Sufficient & Necessary Questions - - Question 7
If the city council maintains spending at the same level as this year's, it can be expected to levy a sales tax of 2 ...
Replies
brianna.bennett April 2, 2018
The way I understood it was that if they maintained spending, it would be a 2% tax. However, if the spending increased, they would levy a higher tax (than the 2% tax they would levy if spending was maintained).Tony October 2, 2018
The approach you've used to establish the argument structure is different from the previous instructors'. The previous instructor would diagram the principle statement and its contrapositive; then diagram the premise that was used to arrive at the conclusion. You could then tell if the argument was valid or invalid based on whether the sufficient or the necessary condition was invoked to arrive at the conclusion. For this question, you have used a completely different approach to determine the type of argument structure which is now so confusing.Tony October 2, 2018
It was much easier to determine a valid/invalid argument by looking at what condition was invoked to arrive at the conclusion.
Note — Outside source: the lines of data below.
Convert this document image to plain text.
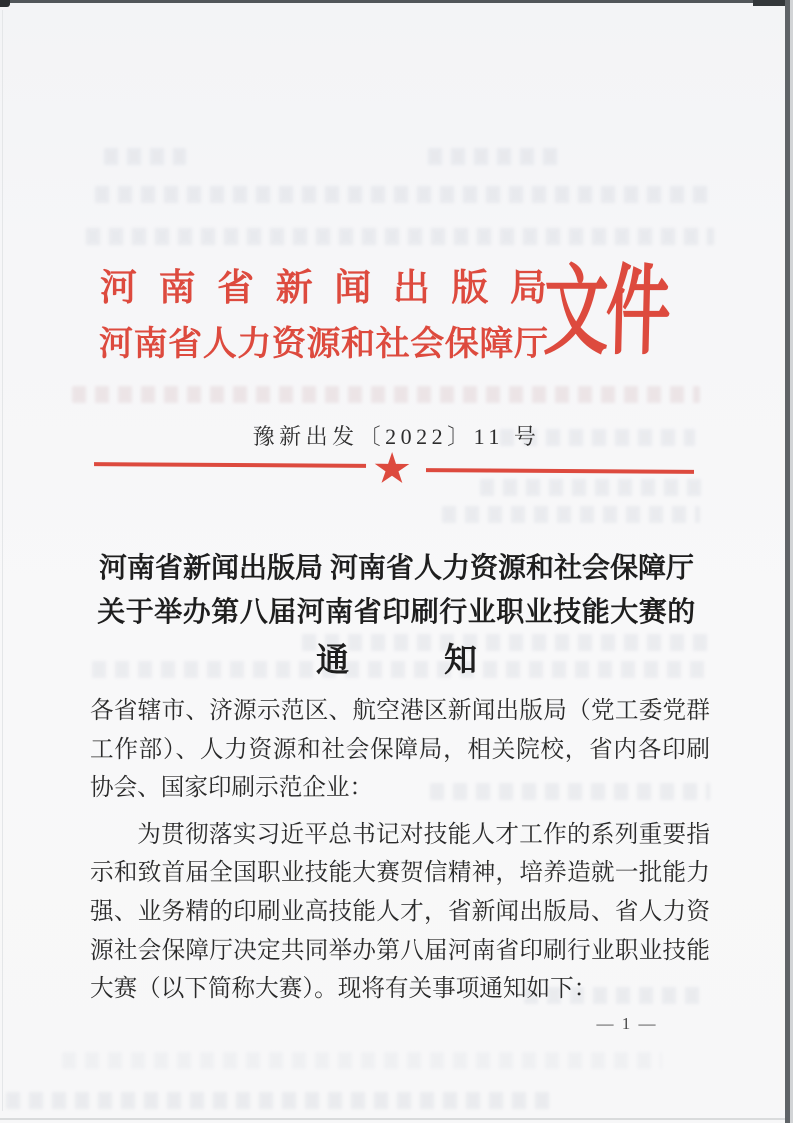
河 南 省 新 闻 出 版 局
河 南 省 人 力 资 源 和 社 会 保 障 厅
文件
豫新出发〔2022〕11 号
河南省新闻出版局 河南省人力资源和社会保障厅
关于举办第八届河南省印刷行业职业技能大赛的
通	知

各省辖市、济源示范区、航空港区新闻出版局（党工委党群工作部）、人力资源和社会保障局，相关院校，省内各印刷协会、国家印刷示范企业：

为贯彻落实习近平总书记对技能人才工作的系列重要指示和致首届全国职业技能大赛贺信精神，培养造就一批能力强、业务精的印刷业高技能人才，省新闻出版局、省人力资源社会保障厅决定共同举办第八届河南省印刷行业职业技能大赛（以下简称大赛）。现将有关事项通知如下：

— 1 —
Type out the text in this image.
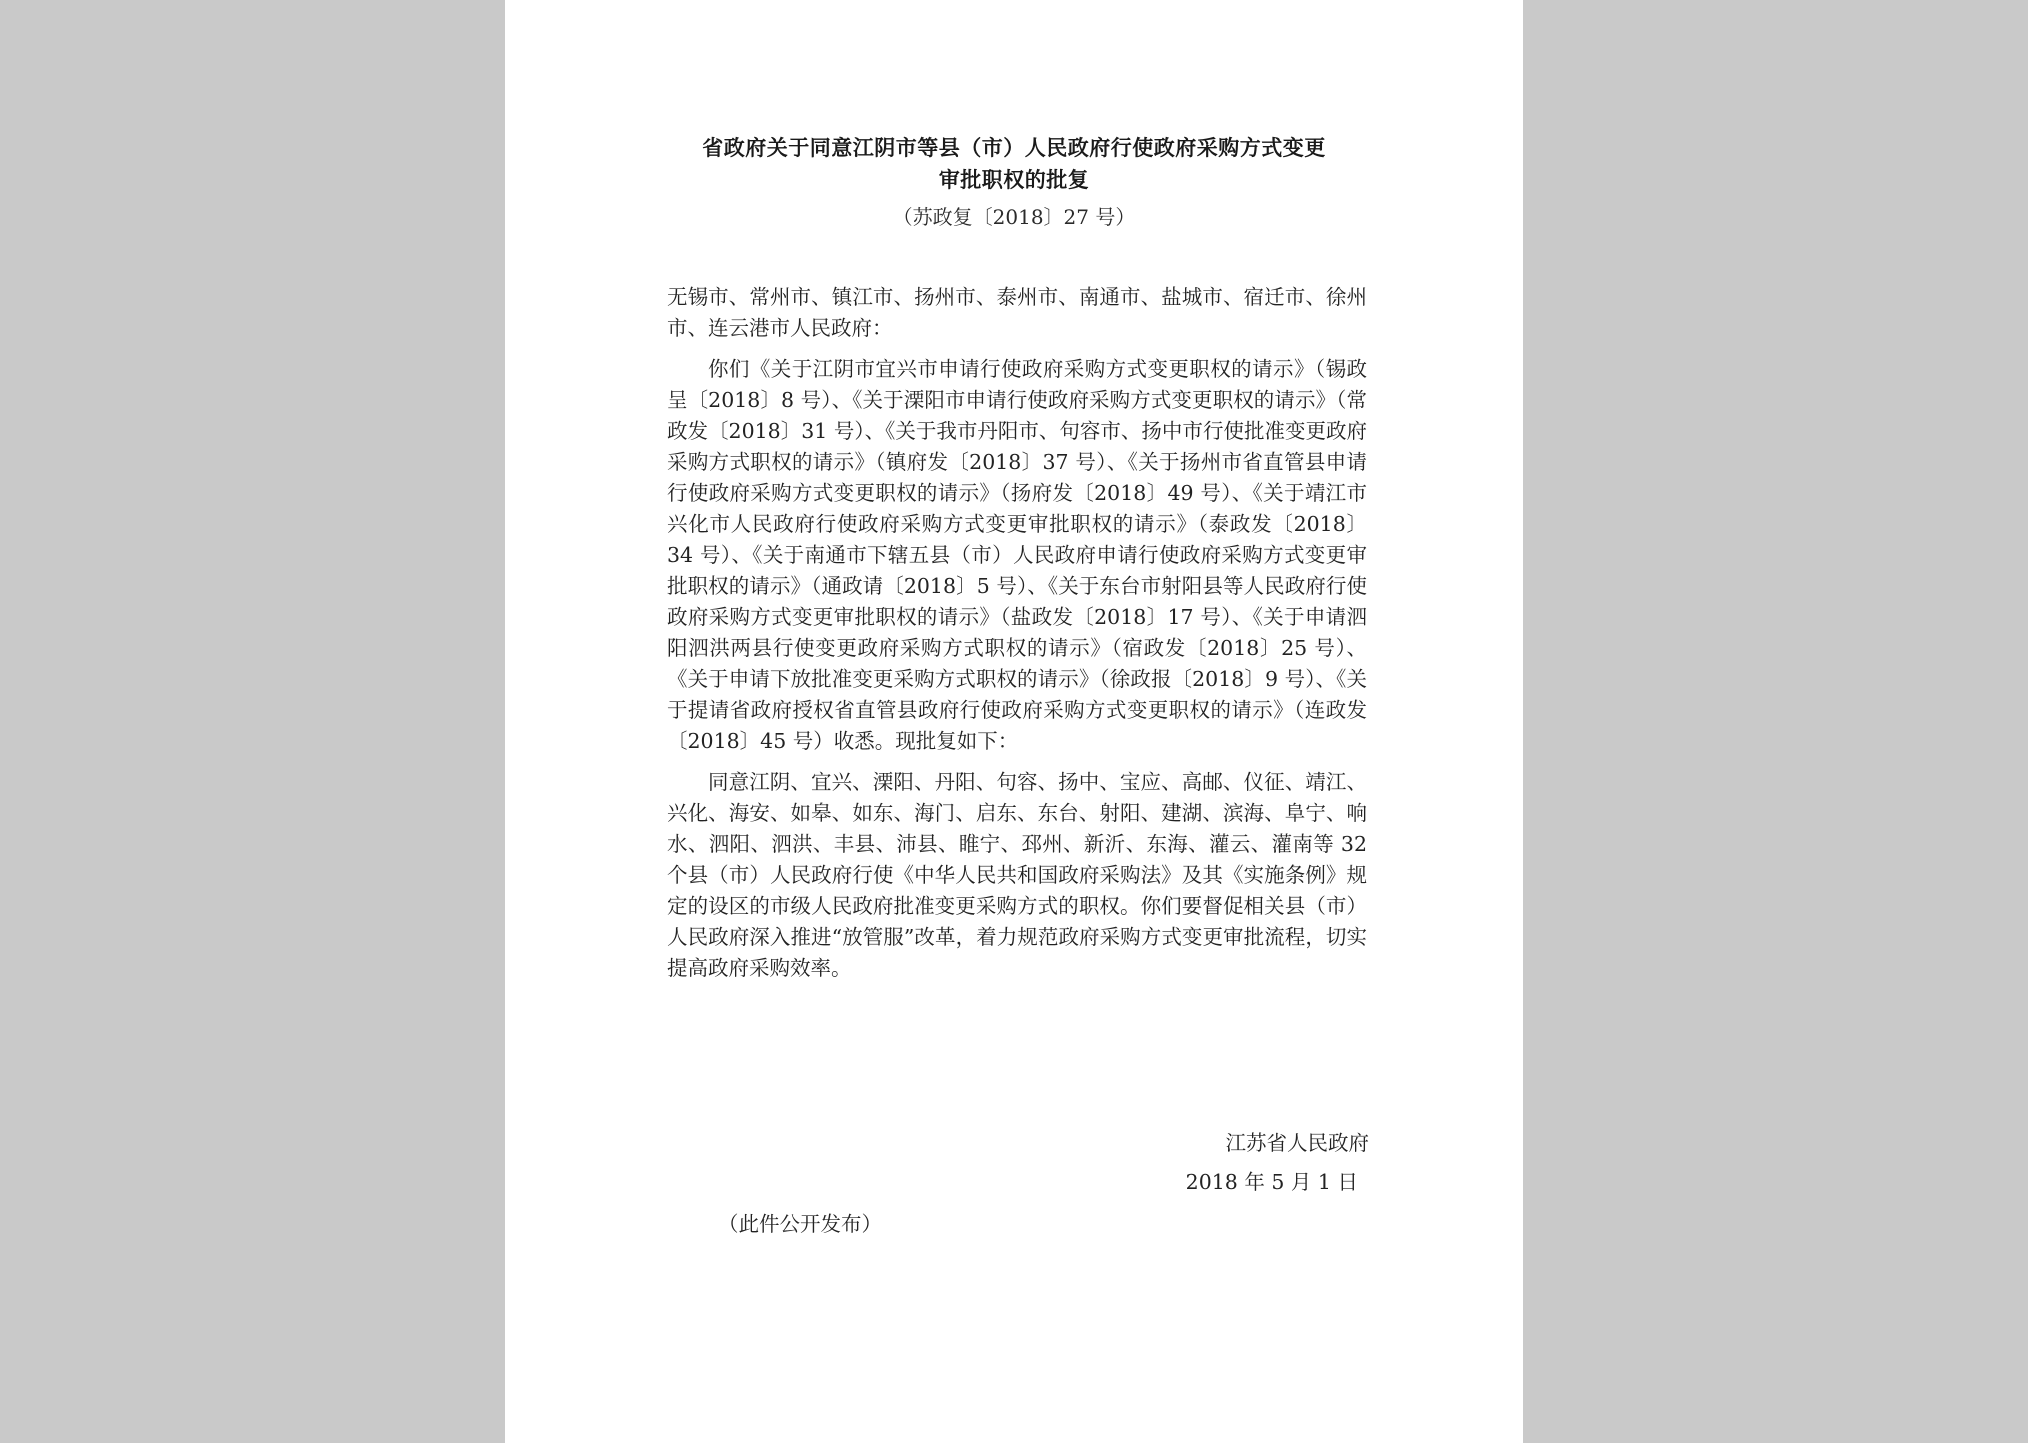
省政府关于同意江阴市等县（市）人民政府行使政府采购方式变更
审批职权的批复
（苏政复〔2018〕27 号）

无锡市、常州市、镇江市、扬州市、泰州市、南通市、盐城市、宿迁市、徐州市、连云港市人民政府：

你们《关于江阴市宜兴市申请行使政府采购方式变更职权的请示》（锡政呈〔2018〕8 号）、《关于溧阳市申请行使政府采购方式变更职权的请示》（常政发〔2018〕31 号）、《关于我市丹阳市、句容市、扬中市行使批准变更政府采购方式职权的请示》（镇府发〔2018〕37 号）、《关于扬州市省直管县申请行使政府采购方式变更职权的请示》（扬府发〔2018〕49 号）、《关于靖江市兴化市人民政府行使政府采购方式变更审批职权的请示》（泰政发〔2018〕34 号）、《关于南通市下辖五县（市）人民政府申请行使政府采购方式变更审批职权的请示》（通政请〔2018〕5 号）、《关于东台市射阳县等人民政府行使政府采购方式变更审批职权的请示》（盐政发〔2018〕17 号）、《关于申请泗阳泗洪两县行使变更政府采购方式职权的请示》（宿政发〔2018〕25 号）、《关于申请下放批准变更采购方式职权的请示》（徐政报〔2018〕9 号）、《关于提请省政府授权省直管县政府行使政府采购方式变更职权的请示》（连政发〔2018〕45 号）收悉。现批复如下：

同意江阴、宜兴、溧阳、丹阳、句容、扬中、宝应、高邮、仪征、靖江、兴化、海安、如皋、如东、海门、启东、东台、射阳、建湖、滨海、阜宁、响水、泗阳、泗洪、丰县、沛县、睢宁、邳州、新沂、东海、灌云、灌南等 32 个县（市）人民政府行使《中华人民共和国政府采购法》及其《实施条例》规定的设区的市级人民政府批准变更采购方式的职权。你们要督促相关县（市）人民政府深入推进“放管服”改革，着力规范政府采购方式变更审批流程，切实提高政府采购效率。

江苏省人民政府
2018 年 5 月 1 日
（此件公开发布）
The explanation used for this question is confusing and different from what you teach under the rules for this module.
Mehran October 19, 2018
@melissakaijukags the approach is the same here.The difference is that this argument only has one principle and it is the contrapositive that is being used to arrive at the conclusion here.
Premise: "If the city council maintains spending at the same level as this year's, it can be expected to levy a sales tax of 2 percent next year."
MSSL ==> L2%NY
not L2%NY ==> not MSSL
Conclusion: "Thus, if the council levies a higher tax, it will be because the council is increasing its expenditures."
not L2%NY ==> not MSSL
Does that make more sense?
rzamor87 July 11, 2019
I ultimately thought conclusion was L2%NY -> MSSL. My question was is reason why it should be negated as the previous state which uses the same language does not. If someone could provide me some feedback as to why I missed that.